How much you’ll pay in Social Security taxes depends on your income, but there are limits to how much you can owe. But the taxes don’t stop once you begin claiming benefits — in some cases, you may still owe taxes on your Social Security benefits even after you retire.
How much will you owe in taxes?
When it comes to taxes, most workers want to limit how much they pay. But in the case of Social Security taxes, the more taxes you pay, the more you can expect to receive in benefits later in life.
Your Social Security benefit amount is based on your income over the 35 highest-earning years of your career. The higher your income, the more you’ll receive in benefits — and the more Social Security taxes you’ll pay each year.
However, once you reach a certain income limit, you’ll no longer owe taxes on any earnings over that cap. For 2021, the maximum taxable earnings limit is $142,800. Anything you earn over that annual limit will not be subject to Social Security taxes. In addition, your future benefit amount will not increase once your income surpasses the maximum taxable earnings limit.
If you earn $142,800 per year in 2021, the maximum you’ll pay in Social Security taxes is 6.2% of your income, or $8,853.60 per year. Your employer would contribute an additional $8,853.20 per year.

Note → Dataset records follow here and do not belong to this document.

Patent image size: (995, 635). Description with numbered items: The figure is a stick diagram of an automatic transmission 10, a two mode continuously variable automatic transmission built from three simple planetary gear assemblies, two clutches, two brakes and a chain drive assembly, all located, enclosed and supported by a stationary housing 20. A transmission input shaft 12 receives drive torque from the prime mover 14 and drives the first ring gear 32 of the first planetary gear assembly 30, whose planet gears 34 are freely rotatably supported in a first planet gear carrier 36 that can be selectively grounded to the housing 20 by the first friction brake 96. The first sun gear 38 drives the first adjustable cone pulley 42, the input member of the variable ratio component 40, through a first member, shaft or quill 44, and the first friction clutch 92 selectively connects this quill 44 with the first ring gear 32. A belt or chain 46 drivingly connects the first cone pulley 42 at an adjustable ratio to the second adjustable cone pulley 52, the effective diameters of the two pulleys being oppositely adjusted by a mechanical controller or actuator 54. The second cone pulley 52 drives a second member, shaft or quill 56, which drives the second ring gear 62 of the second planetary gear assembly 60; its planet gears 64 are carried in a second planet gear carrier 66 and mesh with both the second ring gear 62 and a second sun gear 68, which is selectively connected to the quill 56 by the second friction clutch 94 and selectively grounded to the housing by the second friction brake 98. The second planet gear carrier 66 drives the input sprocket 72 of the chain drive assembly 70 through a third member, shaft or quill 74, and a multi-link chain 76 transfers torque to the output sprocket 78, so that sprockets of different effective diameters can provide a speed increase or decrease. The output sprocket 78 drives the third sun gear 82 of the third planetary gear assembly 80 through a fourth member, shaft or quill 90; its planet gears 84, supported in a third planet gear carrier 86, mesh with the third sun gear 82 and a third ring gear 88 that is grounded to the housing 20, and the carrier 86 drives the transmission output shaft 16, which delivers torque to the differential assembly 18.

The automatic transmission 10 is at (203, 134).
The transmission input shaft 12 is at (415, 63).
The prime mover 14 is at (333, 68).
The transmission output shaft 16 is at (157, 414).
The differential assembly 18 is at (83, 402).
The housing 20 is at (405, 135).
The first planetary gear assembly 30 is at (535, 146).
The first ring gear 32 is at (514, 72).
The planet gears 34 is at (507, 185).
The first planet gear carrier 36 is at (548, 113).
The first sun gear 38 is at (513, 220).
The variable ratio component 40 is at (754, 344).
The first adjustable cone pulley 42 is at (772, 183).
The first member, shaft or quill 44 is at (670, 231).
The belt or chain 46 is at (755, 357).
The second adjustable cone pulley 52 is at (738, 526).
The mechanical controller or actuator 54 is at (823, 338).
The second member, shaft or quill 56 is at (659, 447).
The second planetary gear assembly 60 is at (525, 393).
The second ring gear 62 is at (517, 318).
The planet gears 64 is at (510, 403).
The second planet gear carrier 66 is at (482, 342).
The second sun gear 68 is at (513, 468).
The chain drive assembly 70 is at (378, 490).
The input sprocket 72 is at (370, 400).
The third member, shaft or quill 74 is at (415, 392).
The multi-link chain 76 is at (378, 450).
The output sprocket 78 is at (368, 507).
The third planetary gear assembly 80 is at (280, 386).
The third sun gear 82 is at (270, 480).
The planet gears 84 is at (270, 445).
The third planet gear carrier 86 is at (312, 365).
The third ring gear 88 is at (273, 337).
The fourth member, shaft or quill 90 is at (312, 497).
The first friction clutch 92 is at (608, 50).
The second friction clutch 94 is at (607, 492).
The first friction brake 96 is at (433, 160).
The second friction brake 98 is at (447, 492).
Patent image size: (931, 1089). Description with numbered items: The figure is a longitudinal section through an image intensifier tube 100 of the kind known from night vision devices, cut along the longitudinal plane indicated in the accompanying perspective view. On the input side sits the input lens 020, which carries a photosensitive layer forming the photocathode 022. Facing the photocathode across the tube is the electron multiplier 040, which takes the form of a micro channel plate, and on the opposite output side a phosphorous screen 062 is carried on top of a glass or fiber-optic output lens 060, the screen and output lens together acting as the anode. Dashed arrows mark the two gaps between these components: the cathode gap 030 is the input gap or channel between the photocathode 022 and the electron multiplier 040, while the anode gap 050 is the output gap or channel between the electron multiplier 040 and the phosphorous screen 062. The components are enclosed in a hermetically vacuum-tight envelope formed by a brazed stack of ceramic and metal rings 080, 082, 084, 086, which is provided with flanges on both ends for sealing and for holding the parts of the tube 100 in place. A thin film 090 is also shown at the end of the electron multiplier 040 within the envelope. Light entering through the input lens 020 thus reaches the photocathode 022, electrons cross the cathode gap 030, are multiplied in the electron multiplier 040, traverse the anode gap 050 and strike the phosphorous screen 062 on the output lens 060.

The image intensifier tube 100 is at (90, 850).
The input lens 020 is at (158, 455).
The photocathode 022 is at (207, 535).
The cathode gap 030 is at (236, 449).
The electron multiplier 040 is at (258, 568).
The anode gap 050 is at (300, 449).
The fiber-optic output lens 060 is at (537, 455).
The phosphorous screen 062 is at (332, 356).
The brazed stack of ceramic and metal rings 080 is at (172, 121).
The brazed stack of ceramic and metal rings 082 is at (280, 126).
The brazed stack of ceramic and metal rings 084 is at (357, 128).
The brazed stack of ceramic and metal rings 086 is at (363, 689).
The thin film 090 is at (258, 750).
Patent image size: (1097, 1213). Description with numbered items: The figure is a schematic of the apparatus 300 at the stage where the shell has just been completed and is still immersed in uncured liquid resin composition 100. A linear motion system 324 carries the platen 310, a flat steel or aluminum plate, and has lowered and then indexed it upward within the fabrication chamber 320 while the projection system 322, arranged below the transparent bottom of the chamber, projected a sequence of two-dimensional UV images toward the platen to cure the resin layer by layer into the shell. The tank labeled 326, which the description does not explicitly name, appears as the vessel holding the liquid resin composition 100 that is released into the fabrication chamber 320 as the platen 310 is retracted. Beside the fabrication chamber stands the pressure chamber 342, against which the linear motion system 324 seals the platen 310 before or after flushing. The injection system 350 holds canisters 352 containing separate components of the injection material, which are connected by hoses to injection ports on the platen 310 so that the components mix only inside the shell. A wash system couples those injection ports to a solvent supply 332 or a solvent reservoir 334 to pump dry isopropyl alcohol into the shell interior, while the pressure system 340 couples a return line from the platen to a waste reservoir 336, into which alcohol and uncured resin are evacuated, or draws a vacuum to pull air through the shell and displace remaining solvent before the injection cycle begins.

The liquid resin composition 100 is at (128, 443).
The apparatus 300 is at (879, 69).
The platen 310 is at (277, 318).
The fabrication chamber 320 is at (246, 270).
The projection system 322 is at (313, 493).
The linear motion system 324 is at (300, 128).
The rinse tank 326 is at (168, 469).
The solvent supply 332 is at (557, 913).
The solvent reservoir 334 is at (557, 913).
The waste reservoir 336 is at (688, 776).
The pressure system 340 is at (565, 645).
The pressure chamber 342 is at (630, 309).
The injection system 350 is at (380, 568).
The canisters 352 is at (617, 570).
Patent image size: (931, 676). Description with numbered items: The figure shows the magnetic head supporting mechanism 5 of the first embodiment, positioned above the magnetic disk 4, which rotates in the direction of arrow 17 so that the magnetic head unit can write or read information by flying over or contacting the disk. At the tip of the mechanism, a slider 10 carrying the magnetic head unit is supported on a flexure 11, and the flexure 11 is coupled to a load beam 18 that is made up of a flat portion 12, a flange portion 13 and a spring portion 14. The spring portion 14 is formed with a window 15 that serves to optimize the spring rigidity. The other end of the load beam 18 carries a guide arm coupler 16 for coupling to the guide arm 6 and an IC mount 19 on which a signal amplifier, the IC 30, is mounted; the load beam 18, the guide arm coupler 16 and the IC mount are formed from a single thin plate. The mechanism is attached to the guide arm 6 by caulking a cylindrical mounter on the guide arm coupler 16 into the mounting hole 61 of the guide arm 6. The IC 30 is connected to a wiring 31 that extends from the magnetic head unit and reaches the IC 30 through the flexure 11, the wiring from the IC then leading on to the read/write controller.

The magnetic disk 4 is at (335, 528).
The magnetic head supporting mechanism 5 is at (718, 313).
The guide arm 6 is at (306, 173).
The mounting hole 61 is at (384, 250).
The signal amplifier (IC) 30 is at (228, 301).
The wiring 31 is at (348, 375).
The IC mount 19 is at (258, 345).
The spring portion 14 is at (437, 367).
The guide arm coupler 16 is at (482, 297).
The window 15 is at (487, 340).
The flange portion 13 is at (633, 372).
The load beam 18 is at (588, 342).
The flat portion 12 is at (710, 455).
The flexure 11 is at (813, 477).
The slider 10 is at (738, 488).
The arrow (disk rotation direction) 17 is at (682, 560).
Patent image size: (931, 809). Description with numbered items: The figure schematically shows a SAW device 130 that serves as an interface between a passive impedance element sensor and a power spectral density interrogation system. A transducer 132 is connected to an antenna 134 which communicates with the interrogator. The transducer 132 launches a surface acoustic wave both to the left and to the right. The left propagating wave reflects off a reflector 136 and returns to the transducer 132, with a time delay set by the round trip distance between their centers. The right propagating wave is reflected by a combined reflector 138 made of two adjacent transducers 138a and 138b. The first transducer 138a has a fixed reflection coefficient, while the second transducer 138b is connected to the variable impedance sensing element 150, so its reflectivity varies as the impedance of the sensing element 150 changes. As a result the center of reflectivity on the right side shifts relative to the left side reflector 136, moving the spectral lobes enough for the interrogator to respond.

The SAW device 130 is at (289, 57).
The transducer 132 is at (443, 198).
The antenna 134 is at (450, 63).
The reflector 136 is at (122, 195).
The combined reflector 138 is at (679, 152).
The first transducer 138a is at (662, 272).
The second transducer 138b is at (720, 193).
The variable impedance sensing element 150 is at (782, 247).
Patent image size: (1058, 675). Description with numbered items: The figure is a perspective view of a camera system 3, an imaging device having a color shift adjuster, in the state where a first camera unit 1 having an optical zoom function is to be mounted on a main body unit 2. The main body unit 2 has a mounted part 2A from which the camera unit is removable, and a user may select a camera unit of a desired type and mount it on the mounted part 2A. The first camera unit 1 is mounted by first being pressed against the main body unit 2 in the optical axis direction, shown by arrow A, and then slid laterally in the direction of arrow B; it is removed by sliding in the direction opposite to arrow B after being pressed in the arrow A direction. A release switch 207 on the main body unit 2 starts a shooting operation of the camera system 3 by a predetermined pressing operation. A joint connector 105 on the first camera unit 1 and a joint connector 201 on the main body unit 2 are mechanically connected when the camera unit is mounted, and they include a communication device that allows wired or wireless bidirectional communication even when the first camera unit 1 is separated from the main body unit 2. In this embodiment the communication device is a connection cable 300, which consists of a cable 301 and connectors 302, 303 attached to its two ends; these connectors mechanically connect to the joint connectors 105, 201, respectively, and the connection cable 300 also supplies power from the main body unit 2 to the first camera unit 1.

If you are self-employed, you will pay double that amount (or $17,707.20 per year) because you would be responsible for both the employer and employee taxes.
How will taxes affect your benefits in retirement?
Although you’ll no longer be subject to Social Security payroll taxes once you retire, you could owe income taxes on your benefits.
Your Social Security benefits are subject to both state and federal income taxes. Fortunately, only 13 states tax benefits, so depending on where you live you may already be in the clear. But federal taxes will depend on your income, and many retirees won’t be able to avoid this type of tax.
To determine whether you’ll owe federal taxes, you’ll need to know your “provisional income.” This number is half your annual benefit amount plus your adjusted gross income and any nontaxable interest. Keep in mind that Roth IRA withdrawals do not count toward your provisional income.
If you have a provisional income of $25,000 or more per year (or $32,000 or more per year for married couples filing jointly), you will owe federal income taxes on a portion of your benefits. The good news, though, is that regardless of your income, you won’t owe federal taxes on more than 85% of your benefit amount.
Social Security taxes can be confusing. However, they can affect both your income during your working years and your retirement income. The more you understand how your income will affect your taxes during your career and in retirement, the easier it will be to prepare for your senior years.